雖然他知道這是時代特色,甚麼老婦、吾、予、奴婢,各種自稱都有。
他看三垣筆記時,也見過後宮妃嬪跟崇禎自稱女兒的。
但朱翊鈞看到李白泱這張稚嫩的臉,還是有些罪惡。
李白泱也不知道在想甚麼,聞言露出一絲喜色,從善如流立刻改了口:“臣妾知道了。”
朱翊鈞這才通泰過來,說起正事:“御膳有御膳的規矩,你下次多做點不就是了?”
改流程是不可能改的,不讓尚膳監盯着做,沿途一口口嘗過來,他也不敢喝不是。
還是多做一些,來得實際。
說罷,朱翊鈞便盛了半勺,小小抿了一口。
剛一進嘴,朱翊鈞下意識吐了吐舌頭。
涼了。
他不動聲色將碗放到一邊,開口道:“先讓朕把事忙完。”
李選侍知情識趣:“那臣妾先告退了。”
連兩宮監國都沒敢踏入文華殿廷議半步,她自然也知道後宮不得干政的利害。
要是不慎看到皇帝的奏疏,明天恐怕就得去冷宮了。
朱翊鈞擺了擺手:“不是政事,既然來了,便等朕一起罷,正好朕有點乏,給朕按按。”
奏疏都給司禮監抱走了,也沒甚麼麻煩事,就當是留着閒聊了,畢竟是室友,熟悉熟悉還是有必要的。
李選侍聞言,輕輕應了一聲。
旋即繞到皇帝身後,將纖細的手指放在皇帝肩上,揉按了起來。
嘴上例行勸道:“既然不是政事,陛下不妨早點歇了。”
朱翊鈞活動了一下脖頸,沒接話茬,反而問道:“你在家學過經義麼?”
李選侍驕傲地點了點頭:“學過一些。”
這種語境之下,直接回答學過一些,已經是毫不謙虛了。
朱翊鈞不覺得奇怪。
李春芳畢竟是當世大儒,這種人最愛對家裏人進行三觀教育。
他遞給李選侍一沓報紙:“現在京城中辯經吵得厲害,你可曾聽說?”
李白泱伸手接下,順勢又放回桌上,一邊給皇帝按着肩,一邊回道:“陛下,固安伯給陳娘娘帶的報紙,臣妾每期都看的。”

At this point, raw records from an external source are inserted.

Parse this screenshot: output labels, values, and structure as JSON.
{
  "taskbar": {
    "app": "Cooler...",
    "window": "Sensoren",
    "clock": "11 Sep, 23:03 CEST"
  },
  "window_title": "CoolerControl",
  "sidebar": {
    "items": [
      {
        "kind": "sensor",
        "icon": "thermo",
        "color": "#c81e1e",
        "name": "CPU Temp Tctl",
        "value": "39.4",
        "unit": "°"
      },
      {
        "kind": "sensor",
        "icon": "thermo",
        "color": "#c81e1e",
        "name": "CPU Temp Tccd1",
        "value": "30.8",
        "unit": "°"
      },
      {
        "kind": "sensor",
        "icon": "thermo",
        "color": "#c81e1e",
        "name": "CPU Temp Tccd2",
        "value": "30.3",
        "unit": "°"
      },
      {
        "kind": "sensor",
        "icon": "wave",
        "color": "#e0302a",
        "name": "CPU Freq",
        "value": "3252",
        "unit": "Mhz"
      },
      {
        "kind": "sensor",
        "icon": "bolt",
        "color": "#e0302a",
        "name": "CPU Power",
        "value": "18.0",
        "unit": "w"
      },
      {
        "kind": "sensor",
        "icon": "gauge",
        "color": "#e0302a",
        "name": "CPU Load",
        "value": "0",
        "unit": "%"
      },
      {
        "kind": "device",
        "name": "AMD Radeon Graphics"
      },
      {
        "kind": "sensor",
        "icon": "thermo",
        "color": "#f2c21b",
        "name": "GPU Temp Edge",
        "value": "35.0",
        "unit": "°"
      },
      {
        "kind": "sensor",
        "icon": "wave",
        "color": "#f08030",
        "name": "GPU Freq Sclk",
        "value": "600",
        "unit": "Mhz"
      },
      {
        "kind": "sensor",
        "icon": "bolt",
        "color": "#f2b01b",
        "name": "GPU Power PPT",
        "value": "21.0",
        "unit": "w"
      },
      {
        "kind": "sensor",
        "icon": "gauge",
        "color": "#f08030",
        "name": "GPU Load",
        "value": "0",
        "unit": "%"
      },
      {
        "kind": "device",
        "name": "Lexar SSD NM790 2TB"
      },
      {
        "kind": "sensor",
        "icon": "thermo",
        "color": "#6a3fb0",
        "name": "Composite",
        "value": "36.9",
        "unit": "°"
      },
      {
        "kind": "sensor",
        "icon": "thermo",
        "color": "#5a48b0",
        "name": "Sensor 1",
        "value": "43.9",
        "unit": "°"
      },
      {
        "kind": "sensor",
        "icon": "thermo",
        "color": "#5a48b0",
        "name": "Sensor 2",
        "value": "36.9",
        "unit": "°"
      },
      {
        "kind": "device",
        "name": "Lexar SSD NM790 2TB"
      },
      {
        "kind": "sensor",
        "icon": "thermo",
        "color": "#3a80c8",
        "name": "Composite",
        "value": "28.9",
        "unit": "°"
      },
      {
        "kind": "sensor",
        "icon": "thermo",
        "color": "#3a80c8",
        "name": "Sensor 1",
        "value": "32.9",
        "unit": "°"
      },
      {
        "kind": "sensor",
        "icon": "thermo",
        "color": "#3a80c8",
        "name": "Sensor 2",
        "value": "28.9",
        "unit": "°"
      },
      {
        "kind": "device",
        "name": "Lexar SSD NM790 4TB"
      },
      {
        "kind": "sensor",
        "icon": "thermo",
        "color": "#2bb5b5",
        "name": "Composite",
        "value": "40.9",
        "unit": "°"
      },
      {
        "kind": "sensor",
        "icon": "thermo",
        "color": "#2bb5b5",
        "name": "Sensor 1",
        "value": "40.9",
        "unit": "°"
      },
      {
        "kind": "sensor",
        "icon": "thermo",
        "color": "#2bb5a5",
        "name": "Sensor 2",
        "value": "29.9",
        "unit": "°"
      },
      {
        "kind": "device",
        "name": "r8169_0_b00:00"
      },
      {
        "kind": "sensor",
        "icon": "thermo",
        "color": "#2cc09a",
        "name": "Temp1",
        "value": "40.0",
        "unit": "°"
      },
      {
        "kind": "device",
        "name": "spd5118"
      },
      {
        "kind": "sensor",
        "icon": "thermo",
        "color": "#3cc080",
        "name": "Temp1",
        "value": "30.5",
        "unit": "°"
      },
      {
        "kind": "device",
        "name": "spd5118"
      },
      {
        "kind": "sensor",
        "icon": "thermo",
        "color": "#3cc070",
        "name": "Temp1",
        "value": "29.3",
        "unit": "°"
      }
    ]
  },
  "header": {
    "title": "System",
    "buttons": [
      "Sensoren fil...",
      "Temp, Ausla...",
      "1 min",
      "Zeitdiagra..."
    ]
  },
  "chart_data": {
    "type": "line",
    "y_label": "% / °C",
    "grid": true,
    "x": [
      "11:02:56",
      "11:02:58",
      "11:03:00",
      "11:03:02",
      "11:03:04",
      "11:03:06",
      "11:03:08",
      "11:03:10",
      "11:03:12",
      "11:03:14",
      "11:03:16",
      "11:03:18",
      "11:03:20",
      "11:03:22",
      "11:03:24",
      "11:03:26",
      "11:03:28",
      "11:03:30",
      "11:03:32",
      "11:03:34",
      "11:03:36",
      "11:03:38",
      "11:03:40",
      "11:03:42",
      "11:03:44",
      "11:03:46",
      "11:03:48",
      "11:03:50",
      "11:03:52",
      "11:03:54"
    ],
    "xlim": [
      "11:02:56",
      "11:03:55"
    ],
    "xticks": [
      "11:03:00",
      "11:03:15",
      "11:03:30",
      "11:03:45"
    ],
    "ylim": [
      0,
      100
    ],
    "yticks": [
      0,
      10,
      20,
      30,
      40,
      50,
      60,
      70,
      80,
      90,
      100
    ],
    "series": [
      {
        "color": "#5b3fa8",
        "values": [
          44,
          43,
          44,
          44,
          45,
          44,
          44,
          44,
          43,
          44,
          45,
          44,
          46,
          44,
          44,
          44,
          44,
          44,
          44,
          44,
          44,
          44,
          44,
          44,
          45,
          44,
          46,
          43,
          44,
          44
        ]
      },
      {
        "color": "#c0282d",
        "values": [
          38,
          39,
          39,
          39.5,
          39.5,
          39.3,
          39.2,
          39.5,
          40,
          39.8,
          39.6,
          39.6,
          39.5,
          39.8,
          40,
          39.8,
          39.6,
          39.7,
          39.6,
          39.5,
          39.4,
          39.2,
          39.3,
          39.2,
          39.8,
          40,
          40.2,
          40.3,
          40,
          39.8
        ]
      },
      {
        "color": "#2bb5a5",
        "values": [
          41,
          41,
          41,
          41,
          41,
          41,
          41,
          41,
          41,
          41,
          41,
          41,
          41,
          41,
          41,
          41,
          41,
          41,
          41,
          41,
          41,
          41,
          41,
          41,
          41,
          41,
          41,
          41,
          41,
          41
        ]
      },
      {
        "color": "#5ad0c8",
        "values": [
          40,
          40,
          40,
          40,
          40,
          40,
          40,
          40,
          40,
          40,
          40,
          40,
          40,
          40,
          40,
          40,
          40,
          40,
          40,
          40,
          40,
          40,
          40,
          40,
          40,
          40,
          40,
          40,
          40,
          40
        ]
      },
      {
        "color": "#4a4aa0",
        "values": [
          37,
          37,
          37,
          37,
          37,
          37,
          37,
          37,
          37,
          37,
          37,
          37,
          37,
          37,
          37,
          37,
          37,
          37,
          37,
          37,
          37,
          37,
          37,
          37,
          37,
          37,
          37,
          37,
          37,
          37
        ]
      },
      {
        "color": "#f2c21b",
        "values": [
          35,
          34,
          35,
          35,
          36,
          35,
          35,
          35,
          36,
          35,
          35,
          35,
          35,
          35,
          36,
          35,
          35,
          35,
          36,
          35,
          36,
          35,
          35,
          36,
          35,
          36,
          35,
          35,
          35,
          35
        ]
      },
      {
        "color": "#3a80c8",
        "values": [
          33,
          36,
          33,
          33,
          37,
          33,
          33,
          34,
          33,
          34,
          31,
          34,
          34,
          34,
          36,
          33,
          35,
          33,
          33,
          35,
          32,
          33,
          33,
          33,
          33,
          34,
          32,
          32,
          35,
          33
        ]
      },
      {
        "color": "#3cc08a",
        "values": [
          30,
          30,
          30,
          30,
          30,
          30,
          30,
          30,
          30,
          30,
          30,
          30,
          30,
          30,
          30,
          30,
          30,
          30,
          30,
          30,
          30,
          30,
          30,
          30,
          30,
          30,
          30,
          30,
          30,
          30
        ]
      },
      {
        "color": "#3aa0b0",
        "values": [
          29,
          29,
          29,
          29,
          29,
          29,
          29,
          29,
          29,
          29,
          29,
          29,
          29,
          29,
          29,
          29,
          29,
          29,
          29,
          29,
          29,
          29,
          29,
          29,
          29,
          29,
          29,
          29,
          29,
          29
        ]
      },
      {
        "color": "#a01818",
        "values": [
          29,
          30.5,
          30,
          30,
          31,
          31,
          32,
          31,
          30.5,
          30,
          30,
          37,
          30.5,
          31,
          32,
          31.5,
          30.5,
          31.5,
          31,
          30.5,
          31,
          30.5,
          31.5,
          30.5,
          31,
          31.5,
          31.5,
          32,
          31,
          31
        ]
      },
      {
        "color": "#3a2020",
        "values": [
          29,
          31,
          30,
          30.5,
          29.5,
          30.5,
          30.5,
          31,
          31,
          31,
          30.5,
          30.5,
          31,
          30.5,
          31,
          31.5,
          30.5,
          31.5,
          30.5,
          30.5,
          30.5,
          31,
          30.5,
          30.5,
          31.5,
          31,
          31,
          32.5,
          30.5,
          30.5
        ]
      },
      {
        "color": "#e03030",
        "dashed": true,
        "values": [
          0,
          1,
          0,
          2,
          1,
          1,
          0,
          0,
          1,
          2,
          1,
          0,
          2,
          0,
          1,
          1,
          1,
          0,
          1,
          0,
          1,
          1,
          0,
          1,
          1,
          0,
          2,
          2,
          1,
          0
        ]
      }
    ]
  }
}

朱翊鈞順勢身子往後仰倒,好奇道:“哦?那你覺得現在辯的,誰說得更有理?”
李選侍想了想,面色有些窘迫地搖了搖頭:“陛下,臣妾雖然學過一些經義,但如今李夫子與薛夫子的辯論,委實有些深奧了,臣妾已經聽不太明白了。”
朱翊鈞暗暗嘁了一下,還以爲是高手呢。
不錯,在會試前,東林學報就以顧憲成準備會試爲由,換了主筆。
如今與李贄論戰的,便是這位進兩浙哲廟的當時大儒,薛應旂。
重量級人物出馬,自然是越來越深奧。
涉及到一大堆前置知識,儒門專業術語,心、理、意、識、知、行、色、空、欲、良知、本體、功夫……
哪怕新報特意用白話翻譯過來,都還是開始脫離一般人能喫瓜的地步了。
這是不可避免的,但卻不能任由如此發展下去。